Paula Harris

One-Star Reviews of the Pink and White Terraces

after Aimee Nezhukumatathil

I don’t like this shade of pink.
This shade of pink isn’t very flattering to me.
The pink’s a bit girly, isn’t it?

I thought there’d be pokies. I thought there’d be a casino. I thought there’d be showgirls. There’s so much potential here that they’re missing out on.

Total tourist trap! What do they think we are?

Very dangerous for children, due to the lack of fencing around the water at the Pink Terrace. Health & Safety would have a ball at this place!
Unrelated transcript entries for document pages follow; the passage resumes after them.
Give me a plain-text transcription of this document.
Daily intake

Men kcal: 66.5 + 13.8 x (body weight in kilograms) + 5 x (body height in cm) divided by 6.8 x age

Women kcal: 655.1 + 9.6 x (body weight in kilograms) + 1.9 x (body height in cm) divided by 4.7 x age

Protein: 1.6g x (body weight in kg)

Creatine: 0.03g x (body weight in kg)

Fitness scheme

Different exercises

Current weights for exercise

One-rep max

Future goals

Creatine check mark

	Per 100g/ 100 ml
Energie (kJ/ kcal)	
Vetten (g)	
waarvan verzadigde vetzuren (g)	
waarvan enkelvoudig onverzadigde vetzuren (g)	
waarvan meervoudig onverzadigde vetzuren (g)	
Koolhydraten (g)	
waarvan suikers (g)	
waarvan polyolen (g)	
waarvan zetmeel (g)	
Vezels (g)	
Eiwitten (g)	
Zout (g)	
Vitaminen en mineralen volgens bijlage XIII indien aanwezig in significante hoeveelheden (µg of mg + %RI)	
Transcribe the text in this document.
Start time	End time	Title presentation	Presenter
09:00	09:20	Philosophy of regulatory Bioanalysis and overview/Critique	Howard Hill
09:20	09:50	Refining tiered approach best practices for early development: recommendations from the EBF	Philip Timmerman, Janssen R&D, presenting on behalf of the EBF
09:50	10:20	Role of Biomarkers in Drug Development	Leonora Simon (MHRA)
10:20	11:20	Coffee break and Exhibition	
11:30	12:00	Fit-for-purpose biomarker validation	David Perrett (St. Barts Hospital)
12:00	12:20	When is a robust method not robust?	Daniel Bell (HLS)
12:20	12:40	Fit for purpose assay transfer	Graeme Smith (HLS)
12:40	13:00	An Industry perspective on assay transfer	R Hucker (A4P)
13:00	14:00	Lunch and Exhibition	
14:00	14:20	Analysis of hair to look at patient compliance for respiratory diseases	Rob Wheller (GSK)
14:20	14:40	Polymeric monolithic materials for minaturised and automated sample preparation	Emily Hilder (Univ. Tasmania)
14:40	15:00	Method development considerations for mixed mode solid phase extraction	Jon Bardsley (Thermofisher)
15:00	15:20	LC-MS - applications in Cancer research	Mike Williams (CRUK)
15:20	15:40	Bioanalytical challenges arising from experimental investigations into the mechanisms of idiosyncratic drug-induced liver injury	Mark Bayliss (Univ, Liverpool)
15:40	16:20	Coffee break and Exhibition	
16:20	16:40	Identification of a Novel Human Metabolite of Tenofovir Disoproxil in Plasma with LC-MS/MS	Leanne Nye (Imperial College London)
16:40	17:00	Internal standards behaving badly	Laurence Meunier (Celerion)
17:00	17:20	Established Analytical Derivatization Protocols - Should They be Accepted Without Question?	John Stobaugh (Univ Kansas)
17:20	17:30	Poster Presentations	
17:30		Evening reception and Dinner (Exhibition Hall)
Don’t take your children, their lives will be much better if they don’t have to deal with such things.

So many native people in the village. Is that really necessary? What do they add to it? I didn’t like the way they dressed.

I could’ve made terraces that were better than this. They seem poorly designed.

It was so cold at night. So cold. So very cold.

Volcano erupted while I was there, destroyed terraces, killed me. What a waste of money. Very disappointed.

First published in takahē 95 (2019)

Paula Harris

About Paula

Paula Harris lives in Aotearoa/New Zealand, where she writes and sleeps a lot, because that's what depression makes you do. She won the 2018 Janet B. McCabe Poetry Prize and the 2017 Lilian Ida Smith Award, and was a semi-finalist for the 2020 92Y Discovery Poetry Prize. She was the recipient of a Vermont Studio Center writing residency in 2018.

Her poetry has been published in various journals, including Passages North, Barren, New Ohio Review, SWWIM, Gulf Coast, The Spinoff, Poetry New Zealand Yearbook and Aotearotica. Her essays have been published in The Sun, Passages North, The Spinoff and Headlands: New Stories of Anxiety (Victoria University Press).

She is extremely fond of dark chocolate, shoes and hoarding fabric.